Question

A sample of 1300 computer chips revealed that 50% of the chips do not fail in the first 1000 hours of their use. The company's promotional literature claimed that more than 47% do not fail in the first 1000 hours of their use. Is there sufficient evidence at the 0.05 level to support the company's claim

Answer 1

The p-value of the test is 0.015 < 0.05, which means that there is sufficient evidence at the 0.05 level to support the company's claim.

Explanation:

The company's promotional literature claimed that more than 47% do not fail in the first 1000 hours of their use.
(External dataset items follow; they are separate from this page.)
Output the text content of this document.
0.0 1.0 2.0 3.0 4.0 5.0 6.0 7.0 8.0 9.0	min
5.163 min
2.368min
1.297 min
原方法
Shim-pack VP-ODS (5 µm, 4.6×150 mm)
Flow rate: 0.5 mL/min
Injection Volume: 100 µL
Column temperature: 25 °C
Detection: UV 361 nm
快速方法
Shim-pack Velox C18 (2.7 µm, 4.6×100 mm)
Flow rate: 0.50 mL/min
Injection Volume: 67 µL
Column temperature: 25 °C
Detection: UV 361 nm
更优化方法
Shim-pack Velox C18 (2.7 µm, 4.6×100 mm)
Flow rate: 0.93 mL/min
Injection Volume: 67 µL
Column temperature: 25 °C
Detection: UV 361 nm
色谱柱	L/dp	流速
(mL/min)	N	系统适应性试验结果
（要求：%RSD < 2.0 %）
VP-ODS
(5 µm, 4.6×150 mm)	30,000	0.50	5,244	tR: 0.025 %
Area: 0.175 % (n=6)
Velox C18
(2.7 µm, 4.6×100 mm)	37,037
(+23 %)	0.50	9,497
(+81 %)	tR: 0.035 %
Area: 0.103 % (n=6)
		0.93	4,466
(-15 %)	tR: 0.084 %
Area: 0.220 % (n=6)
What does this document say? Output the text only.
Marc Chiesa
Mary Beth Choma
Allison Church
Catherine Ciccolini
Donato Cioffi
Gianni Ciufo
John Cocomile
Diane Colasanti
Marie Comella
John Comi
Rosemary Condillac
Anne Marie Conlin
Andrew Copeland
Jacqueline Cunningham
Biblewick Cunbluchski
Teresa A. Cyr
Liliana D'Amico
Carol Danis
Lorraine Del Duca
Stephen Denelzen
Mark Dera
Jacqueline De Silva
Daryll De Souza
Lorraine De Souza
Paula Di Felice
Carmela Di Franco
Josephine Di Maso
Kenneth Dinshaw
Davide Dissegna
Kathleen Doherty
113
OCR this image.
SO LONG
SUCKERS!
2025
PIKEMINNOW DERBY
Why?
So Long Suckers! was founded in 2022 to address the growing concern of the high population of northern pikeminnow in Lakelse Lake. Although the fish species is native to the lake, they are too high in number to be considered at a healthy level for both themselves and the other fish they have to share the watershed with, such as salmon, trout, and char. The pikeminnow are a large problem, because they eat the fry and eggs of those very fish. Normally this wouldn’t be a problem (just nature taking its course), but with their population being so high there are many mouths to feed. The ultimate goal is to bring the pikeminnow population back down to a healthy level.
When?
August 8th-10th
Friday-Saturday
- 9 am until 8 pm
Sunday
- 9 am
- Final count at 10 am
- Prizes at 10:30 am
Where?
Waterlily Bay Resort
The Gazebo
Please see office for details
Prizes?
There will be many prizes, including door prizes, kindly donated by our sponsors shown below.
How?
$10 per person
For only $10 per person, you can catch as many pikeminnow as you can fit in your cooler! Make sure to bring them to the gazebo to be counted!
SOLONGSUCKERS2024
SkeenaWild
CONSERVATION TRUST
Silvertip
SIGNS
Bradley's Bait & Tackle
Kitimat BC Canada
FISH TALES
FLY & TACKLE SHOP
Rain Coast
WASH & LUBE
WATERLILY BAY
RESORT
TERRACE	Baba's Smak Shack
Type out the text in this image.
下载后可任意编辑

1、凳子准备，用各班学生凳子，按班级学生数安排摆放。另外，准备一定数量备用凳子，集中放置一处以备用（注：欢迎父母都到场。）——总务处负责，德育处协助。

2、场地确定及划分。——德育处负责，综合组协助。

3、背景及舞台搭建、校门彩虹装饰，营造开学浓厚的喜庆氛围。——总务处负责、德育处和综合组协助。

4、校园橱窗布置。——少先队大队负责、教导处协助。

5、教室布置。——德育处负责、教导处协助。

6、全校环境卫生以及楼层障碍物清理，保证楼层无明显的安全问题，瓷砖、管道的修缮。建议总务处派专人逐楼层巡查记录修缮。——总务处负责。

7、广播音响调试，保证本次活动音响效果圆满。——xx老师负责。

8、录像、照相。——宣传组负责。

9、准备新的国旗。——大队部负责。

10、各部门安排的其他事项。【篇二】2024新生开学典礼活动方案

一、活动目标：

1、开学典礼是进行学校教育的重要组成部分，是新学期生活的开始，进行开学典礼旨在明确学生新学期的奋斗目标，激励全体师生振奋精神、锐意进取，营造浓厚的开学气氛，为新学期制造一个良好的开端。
At the null hypothesis, we test if the proportion is of 47% or less, that is:

`H_0: p \leq 0.47`

At the alternative hypothesis, we test if the proportion is of more than 47%, that is:

`H_1: p > 0.47`

The test statistic is:

`z = (X - \mu)/((\sigma)/(√(n)))`

In which X is the sample mean,
`\mu` is the value tested at the null hypothesis,
`\sigma` is the standard deviation and n is the size of the sample.

0.47 is tested at the null hypothesis:

This means that
`\mu = 0.47, \sigma = √(0.47*0.53)`

A sample of 1300 computer chips revealed that 50% of the chips do not fail in the first 1000 hours of their use.

This means that
`n = 1300, X = 0.5`

Value of the statistic:

`z = (X - \mu)/((\sigma)/(√(n)))`

`z = (0.5 - 0.47)/((√(0.47*0.53))/(√(1300)))`

`z = 2.17`

P-value of the test and decision:

The p-value of the test is the probability of finding a sample proportion above 0.5, which is 1 subtracted by the p-value of z = 2.17.

Looking at the z-table, z = 2.17 has a p-value of 0.9850

1 - 0.985 = 0.015

The p-value of the test is 0.015 < 0.05, which means that there is sufficient evidence at the 0.05 level to support the company's claim.